Los espíritus inmundos gritaban: «Tú eres el Hijo de Dios», pero él les prohibía que lo diesen a conoce - Alfa y Omega

Los espíritus inmundos gritaban: «Tú eres el Hijo de Dios», pero él les prohibía que lo diesen a conoce

Jueves de la 2ª semana del tiempo ordinario / Marcos 3, 7-12

Carlos Pérez Laporta
'Jesús predicando en el mar de Galilea'. Grabado de la Colección Phillip Medhurst de ilustraciones bíblicas. St. George's Court, Kidderminster, Inglaterra
Jesús predicando en el mar de Galilea. Grabado de la Colección Phillip Medhurst de ilustraciones bíblicas. St. George’s Court, Kidderminster, Inglaterra. Foto: Philip De Vere.

Evangelio: Marcos 3, 7-12

En aquel tiempo, Jesús se retiró con sus discípulos a la orilla del mar y lo siguió una gran muchedumbre de Galilea.

Al enterarse de las cosas que hacía, acudía mucha gente de Judea, de Jerusalén, Idumea, Transjordania y cercanías de Tiro y Sidón. Encargó a sus discípulos que le tuviesen preparada una barca, no lo fuera a estrujar el gentío.

Como había curado a muchos, todos los que sufrían de algo se le echaban encima para tocarlo. Los espíritus inmundos, cuando lo veían, se postraban ante él, y gritaban:

«Tú eres el Hijo de Dios».

Pero él les prohibía severamente que lo diesen a conocer.

Comentario

Buscaba un lugar solitario donde reposar. Por eso, «Jesús se retiró con sus discípulos a la orilla del mar». Los que hemos vivido y crecido junto al mar, necesitamos volver a él de tanto en tanto. Nos permite recuperar el sentido de la tierra, y de todo lo que hacemos en ella. El mar es nuestro horizonte, porque nos rodea con su undoso misterio. Gracias mi a madre tomé conciencia de esa amistad con el mar: «cuando tengo dudas —me dijo cuando yo tenía diez años— me basta con venir a ver el mar, porque habla de un Dios bueno que ha hecho un mundo hermoso; entonces puedo confiar». Desde entonces, nunca me ha abandonado esa certeza del misterio bueno de Dios, pasase lo que pasase. Y me basta mirar de nuevo el mar para revivirla. No me extrañaría que Jesús y María hubiesen tenido una conversación así, y mucho menos que esa preferencia de Jesús por reposar junto al mar fuese por esa relación sanadora con el misterio.
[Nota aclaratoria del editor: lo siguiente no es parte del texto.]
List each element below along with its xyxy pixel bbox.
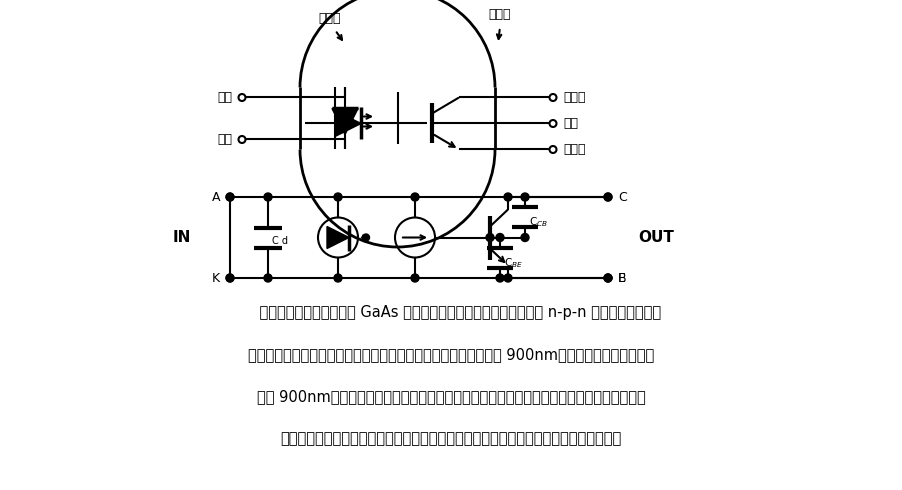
Text: C: C bbox=[618, 191, 627, 203]
Circle shape bbox=[604, 193, 612, 201]
Circle shape bbox=[504, 274, 512, 282]
Text: 基极: 基极 bbox=[563, 117, 578, 130]
Text: B: B bbox=[618, 271, 627, 285]
Circle shape bbox=[604, 274, 612, 282]
Text: OUT: OUT bbox=[638, 230, 674, 245]
Text: 集电极: 集电极 bbox=[563, 91, 585, 104]
Circle shape bbox=[334, 274, 342, 282]
Circle shape bbox=[504, 193, 512, 201]
Circle shape bbox=[411, 274, 419, 282]
Text: 级。二极管和传感器之间是一个红外透光玻璃，二极管发射波长约 900nm。传感器光晶体管响应波: 级。二极管和传感器之间是一个红外透光玻璃，二极管发射波长约 900nm。传感器光… bbox=[248, 347, 654, 362]
Text: 电路中的光耦合器由一个 GaAs 红外发射二极管作为输入级，一个硅 n-p-n 光晶体管作为输出: 电路中的光耦合器由一个 GaAs 红外发射二极管作为输入级，一个硅 n-p-n … bbox=[241, 305, 661, 320]
Polygon shape bbox=[332, 108, 358, 134]
Circle shape bbox=[521, 193, 529, 201]
Text: K: K bbox=[212, 271, 220, 285]
Polygon shape bbox=[327, 226, 349, 248]
Text: IN: IN bbox=[173, 230, 191, 245]
Circle shape bbox=[496, 234, 504, 242]
Circle shape bbox=[226, 274, 234, 282]
Circle shape bbox=[521, 234, 529, 242]
Text: 发射极: 发射极 bbox=[563, 143, 585, 156]
Text: E: E bbox=[618, 271, 626, 285]
Circle shape bbox=[496, 274, 504, 282]
Circle shape bbox=[411, 193, 419, 201]
Text: C d: C d bbox=[272, 236, 288, 245]
Circle shape bbox=[363, 234, 370, 241]
Circle shape bbox=[334, 193, 342, 201]
Text: C$_{BE}$: C$_{BE}$ bbox=[504, 256, 523, 270]
Text: 输入级: 输入级 bbox=[318, 11, 341, 24]
Text: C$_{CB}$: C$_{CB}$ bbox=[529, 215, 548, 229]
Circle shape bbox=[486, 234, 494, 242]
Text: 例。集电极和基极以及基极和发射极之间的结电容决定输出电流波形的上升和下降时间。: 例。集电极和基极以及基极和发射极之间的结电容决定输出电流波形的上升和下降时间。 bbox=[281, 431, 621, 446]
Circle shape bbox=[264, 274, 272, 282]
Text: 阴极: 阴极 bbox=[217, 91, 232, 104]
Polygon shape bbox=[335, 111, 361, 137]
Text: 阳极: 阳极 bbox=[217, 133, 232, 146]
Circle shape bbox=[226, 193, 234, 201]
Circle shape bbox=[264, 193, 272, 201]
Text: 输出级: 输出级 bbox=[489, 8, 511, 22]
Text: 长约 900nm。在光晶体三极管集电极和基极之间由入射光产生的基极电流与二极管发射光成比: 长约 900nm。在光晶体三极管集电极和基极之间由入射光产生的基极电流与二极管发… bbox=[257, 389, 645, 404]
Text: A: A bbox=[211, 191, 220, 203]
Aquella vez no encontró soledad, porque «lo siguió una gran muchedumbre de Galilea» y, por si fuera poco, «al enterarse de las cosas que hacía, acudía mucha gente de Judea, Jerusalén, Idumea, Transjordania y cercanías de Tiro y Sidón». Toda aquella gente pensó que en aquellos milagros encontrarían la paz. «Todos los que sufrían de algo se le echaban encima para tocarlo». Pero quizá les hubiera bastado con aprender a mirar el mar como lo miraba Jesús. Quizá hubiera sido suficiente con contemplar el reflejo del mar en sus ojos para reconciliarse con sus vidas, por duras que fueran. Allí brillaba el misterio de Dios y la bondad secreta del mundo. Sus discípulos pudieron contemplarlo de cerca muchas veces. Pudieron ver que esos instantes de relación con el Padre recuperaban a Jesús de su cansancio, y le daban seguridad ante las tempestades.